You need to know the type of person your client is before you can build a personal relationship. Understanding what makes them tick helps you build that personal relationship, which in turn, increases intimacy.

Take-Away:

  • Use honey, not vinegar. Mean people suck. We are a team. Be polite, graceful, thankful and respectful.
  • Make time for small talk before and after client interactions. Show an earnest interest in their lives outside of work. At the end of the day, you’re a person with interests, emotions, hopes, and dreams, and so are they.

Reliability

In The Trusted Advisor, the authors write: “Reliability is about whether clients think you are dependable and can be trusted to behave in consistent ways.” The key word here is “consistent.” Maintaining reliability is as simple as making sure you are always on your A-game. And while it’s impossible to manage a perfect project every time, there are plenty of things you can do to make up for mistakes and be more consistent.

Take-Away:

  • No Surprises: If you know you’re running into a wall and you’re about to miss a deadline, tell your client a week in advance. Don’t wait. Attack it head-on.
  • Under promise and over deliver.
  • Never say “I can” or “I will” unless you know that you can or you will.

Self-Orientation

Essentially, self-orientation is how self-interested you are. Throughout a project, your client is likely wondering, “Do I trust this person to care about my project and my team, or are they going to act solely based on their own needs and self-interest?”

Too often, account executives make the mistake of caring more about what’s good for themselves than what’s good for the project. They devise strategies that are beneficial to their own team, maybe because they require less time or cater to their specific expertise, but aren’t the best solutions for the clients. Similarly, they care more about how they look in front of their boss than how they look in front of the client.
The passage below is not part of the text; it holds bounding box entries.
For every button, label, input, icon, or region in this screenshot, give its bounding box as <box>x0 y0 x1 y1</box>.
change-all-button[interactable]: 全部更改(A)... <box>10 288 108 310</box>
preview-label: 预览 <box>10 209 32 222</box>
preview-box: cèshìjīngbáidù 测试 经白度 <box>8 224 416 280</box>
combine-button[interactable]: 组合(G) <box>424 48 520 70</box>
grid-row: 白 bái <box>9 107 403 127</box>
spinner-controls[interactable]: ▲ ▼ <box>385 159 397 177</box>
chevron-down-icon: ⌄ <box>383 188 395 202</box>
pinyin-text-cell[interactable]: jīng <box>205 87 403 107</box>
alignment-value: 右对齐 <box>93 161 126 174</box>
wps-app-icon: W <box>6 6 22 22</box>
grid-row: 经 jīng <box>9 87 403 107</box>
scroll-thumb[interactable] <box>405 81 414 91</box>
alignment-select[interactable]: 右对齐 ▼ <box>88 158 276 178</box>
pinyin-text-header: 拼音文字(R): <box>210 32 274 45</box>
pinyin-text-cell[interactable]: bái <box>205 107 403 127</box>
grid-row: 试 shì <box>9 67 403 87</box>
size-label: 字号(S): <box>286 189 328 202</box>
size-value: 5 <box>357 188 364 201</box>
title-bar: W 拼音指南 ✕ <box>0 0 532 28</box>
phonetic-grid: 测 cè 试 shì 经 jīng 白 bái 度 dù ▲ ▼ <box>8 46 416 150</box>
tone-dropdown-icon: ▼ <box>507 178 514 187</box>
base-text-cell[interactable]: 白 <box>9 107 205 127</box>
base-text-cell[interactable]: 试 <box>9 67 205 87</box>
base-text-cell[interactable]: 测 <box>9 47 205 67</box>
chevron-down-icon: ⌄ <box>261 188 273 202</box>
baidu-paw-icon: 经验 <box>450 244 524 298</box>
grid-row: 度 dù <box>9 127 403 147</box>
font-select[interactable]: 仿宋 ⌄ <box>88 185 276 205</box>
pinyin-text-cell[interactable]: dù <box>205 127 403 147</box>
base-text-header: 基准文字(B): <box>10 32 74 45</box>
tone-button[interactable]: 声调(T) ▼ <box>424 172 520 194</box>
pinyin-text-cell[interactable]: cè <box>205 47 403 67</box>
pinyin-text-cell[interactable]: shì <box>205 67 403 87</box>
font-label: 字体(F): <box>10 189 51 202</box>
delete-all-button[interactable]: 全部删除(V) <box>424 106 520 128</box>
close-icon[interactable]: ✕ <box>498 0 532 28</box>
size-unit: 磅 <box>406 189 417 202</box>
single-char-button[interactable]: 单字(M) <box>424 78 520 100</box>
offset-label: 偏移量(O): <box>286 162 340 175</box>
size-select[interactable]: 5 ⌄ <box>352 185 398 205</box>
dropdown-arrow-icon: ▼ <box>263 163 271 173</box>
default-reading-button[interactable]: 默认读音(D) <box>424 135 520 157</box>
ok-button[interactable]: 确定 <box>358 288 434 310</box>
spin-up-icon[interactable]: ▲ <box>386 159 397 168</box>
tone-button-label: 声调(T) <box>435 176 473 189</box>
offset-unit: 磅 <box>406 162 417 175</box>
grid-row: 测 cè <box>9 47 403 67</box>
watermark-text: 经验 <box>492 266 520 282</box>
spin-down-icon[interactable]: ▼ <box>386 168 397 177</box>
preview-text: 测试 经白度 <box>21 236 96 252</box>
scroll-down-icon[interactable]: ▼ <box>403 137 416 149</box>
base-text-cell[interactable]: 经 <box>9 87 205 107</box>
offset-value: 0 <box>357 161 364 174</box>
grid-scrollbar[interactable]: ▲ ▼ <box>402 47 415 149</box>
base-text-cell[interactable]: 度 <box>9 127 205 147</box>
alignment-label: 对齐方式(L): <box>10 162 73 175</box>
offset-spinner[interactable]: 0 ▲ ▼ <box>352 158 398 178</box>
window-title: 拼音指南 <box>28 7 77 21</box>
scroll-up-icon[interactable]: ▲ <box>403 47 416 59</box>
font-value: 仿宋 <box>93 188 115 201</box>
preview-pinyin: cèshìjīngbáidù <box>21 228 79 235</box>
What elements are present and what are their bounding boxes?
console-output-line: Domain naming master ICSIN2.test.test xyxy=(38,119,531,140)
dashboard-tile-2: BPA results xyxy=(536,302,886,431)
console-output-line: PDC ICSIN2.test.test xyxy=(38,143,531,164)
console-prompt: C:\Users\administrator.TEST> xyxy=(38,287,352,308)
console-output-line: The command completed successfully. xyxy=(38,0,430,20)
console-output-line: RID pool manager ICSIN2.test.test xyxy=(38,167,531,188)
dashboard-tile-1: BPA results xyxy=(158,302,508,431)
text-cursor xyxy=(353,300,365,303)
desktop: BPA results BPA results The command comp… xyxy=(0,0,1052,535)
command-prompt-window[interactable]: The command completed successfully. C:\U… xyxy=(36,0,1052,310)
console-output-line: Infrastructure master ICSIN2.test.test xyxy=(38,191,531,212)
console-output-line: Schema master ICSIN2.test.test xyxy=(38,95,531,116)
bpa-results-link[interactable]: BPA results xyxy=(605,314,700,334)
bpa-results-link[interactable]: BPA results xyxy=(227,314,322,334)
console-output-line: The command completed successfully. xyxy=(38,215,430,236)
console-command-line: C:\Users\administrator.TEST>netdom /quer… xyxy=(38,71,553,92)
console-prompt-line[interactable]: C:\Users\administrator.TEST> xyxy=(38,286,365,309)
While this approach might be beneficial in the short term, in the long run, it will only make you less trustworthy and hurt all the other factors of the Trust Equation. 

Take-Away:

  • Find little ways to make your client’s job easier (provide information so they don’t have to go looking for it, plan meetings that fit their schedule, etc.)
  • Make the client look good in front of their bosses.
  • Don’t use the word “I”. “We” goes a long way.

Putting It Together

As you can see, trust is not a simple concept. It’s determined by a number of intermixed factors that you don’t always have control of.  

The good news is that by focussing on each individual aspect of the trust equation—credibility, intimacy, reliability and self-orientation—you can come up with strategic ways to build trust no matter the circumstance.

If you put the Trust Equation into action, you will find stronger client and team relationships. When you have that, the work will follow.